Please confirm that the foregoing correctly sets forth all the terms and conditions of our agreement with respect to the Transaction by responding within three (3) Business Days by promptly signing in the space provided below and both (i) faxing the signed copy to Incoming Transaction Documentation, Barclays Capital Global OTC Transaction Documentation & Management, Global Operations, Fax +(44) 20-7773-6810/6045, Tel +(44) 20-7773-0177/0178, and (ii) mailing the signed copy to Barclays Bank PLC, 5 The North Colonnade, Canary Wharf, London E14 4BB Attention of Incoming Transaction Documentation, Barclays Capital Global OTC Transaction Documentation & Management, Global Operations. Your failure to respond within such period shall not affect the validity or enforceability of the Transaction as against you.
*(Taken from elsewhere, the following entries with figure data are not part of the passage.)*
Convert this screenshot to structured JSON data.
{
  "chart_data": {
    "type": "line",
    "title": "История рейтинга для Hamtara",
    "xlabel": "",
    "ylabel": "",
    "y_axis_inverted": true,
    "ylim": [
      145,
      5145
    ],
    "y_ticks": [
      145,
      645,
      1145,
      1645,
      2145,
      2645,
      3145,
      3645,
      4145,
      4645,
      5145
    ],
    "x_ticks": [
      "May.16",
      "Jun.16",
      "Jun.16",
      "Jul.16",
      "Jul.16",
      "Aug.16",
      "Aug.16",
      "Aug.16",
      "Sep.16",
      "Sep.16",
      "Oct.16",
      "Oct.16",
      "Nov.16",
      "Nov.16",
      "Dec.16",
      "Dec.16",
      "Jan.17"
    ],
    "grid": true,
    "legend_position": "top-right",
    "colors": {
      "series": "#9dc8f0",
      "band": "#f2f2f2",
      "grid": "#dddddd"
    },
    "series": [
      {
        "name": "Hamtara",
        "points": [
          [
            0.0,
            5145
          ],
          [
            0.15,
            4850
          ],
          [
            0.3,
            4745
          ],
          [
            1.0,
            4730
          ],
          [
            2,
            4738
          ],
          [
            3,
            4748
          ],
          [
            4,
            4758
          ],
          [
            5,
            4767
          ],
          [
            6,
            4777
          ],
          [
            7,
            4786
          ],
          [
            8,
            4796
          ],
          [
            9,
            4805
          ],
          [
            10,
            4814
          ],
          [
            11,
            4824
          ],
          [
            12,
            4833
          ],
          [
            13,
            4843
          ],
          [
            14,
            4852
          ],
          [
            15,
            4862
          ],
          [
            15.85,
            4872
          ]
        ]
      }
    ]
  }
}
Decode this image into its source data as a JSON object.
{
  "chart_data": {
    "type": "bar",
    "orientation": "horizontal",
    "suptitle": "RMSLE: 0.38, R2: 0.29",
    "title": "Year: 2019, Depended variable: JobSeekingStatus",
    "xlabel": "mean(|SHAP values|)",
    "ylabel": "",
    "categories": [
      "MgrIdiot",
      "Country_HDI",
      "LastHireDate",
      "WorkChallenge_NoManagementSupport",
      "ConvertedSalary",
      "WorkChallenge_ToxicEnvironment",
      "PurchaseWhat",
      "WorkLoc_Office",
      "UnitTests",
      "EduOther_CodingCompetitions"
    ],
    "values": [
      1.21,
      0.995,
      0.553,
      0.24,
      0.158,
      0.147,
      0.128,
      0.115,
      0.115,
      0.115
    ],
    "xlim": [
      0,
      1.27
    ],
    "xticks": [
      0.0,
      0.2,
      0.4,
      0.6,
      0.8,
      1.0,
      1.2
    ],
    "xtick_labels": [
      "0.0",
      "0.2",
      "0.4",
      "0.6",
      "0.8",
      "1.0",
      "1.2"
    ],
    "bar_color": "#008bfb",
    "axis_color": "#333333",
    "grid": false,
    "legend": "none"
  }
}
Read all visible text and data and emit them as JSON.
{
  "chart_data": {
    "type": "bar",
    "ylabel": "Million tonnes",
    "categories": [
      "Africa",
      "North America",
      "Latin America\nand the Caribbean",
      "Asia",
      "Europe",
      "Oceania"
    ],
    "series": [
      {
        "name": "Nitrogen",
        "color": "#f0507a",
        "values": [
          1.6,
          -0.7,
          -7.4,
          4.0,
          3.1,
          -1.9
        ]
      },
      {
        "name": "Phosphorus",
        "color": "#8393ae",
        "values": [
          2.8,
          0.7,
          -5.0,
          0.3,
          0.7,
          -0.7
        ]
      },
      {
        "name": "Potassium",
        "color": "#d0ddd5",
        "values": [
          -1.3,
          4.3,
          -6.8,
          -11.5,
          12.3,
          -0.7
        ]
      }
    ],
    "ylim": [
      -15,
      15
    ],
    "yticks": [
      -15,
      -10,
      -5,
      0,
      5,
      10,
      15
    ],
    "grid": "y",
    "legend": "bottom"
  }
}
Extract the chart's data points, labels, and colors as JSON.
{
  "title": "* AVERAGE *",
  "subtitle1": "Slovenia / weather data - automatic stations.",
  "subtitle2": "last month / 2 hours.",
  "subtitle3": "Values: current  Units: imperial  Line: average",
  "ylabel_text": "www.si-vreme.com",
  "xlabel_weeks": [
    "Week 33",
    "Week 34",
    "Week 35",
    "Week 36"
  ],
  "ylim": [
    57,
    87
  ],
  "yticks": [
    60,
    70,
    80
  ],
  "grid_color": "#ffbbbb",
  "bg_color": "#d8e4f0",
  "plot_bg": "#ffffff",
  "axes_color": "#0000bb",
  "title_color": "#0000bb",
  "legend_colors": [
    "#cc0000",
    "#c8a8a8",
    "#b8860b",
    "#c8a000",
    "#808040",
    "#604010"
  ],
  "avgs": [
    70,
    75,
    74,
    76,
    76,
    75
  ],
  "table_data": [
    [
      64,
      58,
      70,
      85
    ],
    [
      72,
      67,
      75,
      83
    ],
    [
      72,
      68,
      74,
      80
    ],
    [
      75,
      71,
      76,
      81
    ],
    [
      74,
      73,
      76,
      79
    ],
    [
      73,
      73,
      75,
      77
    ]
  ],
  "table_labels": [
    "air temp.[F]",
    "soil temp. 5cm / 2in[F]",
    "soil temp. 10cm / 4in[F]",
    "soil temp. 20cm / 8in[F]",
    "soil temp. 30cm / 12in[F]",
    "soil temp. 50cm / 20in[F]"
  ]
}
This facsimile shall be the only documentation in respect of the Transaction and accordingly no hard copy versions of this Confirmation for this Transaction shall be provided unless the Counterparty requests.
|For and on behalf of||For and on behalf of|
|BARCLAYS BANK PLC||NATIONAL CINEMEDIA LLC|
|/s/ Linda Alexander||/s/ Gary W. Ferrera|
|Authorised Signatory||Authorised Signatory|
Barclays Bank PLC and its affiliates, including Barclays Capital Inc., may share with each other information, including non-public credit information, concerning its clients and prospective clients. If you do not want such information to be shared, you must write to the Director of Compliance, Barclays Bank PLC, 222 Broadway, New York, N.Y. 10038.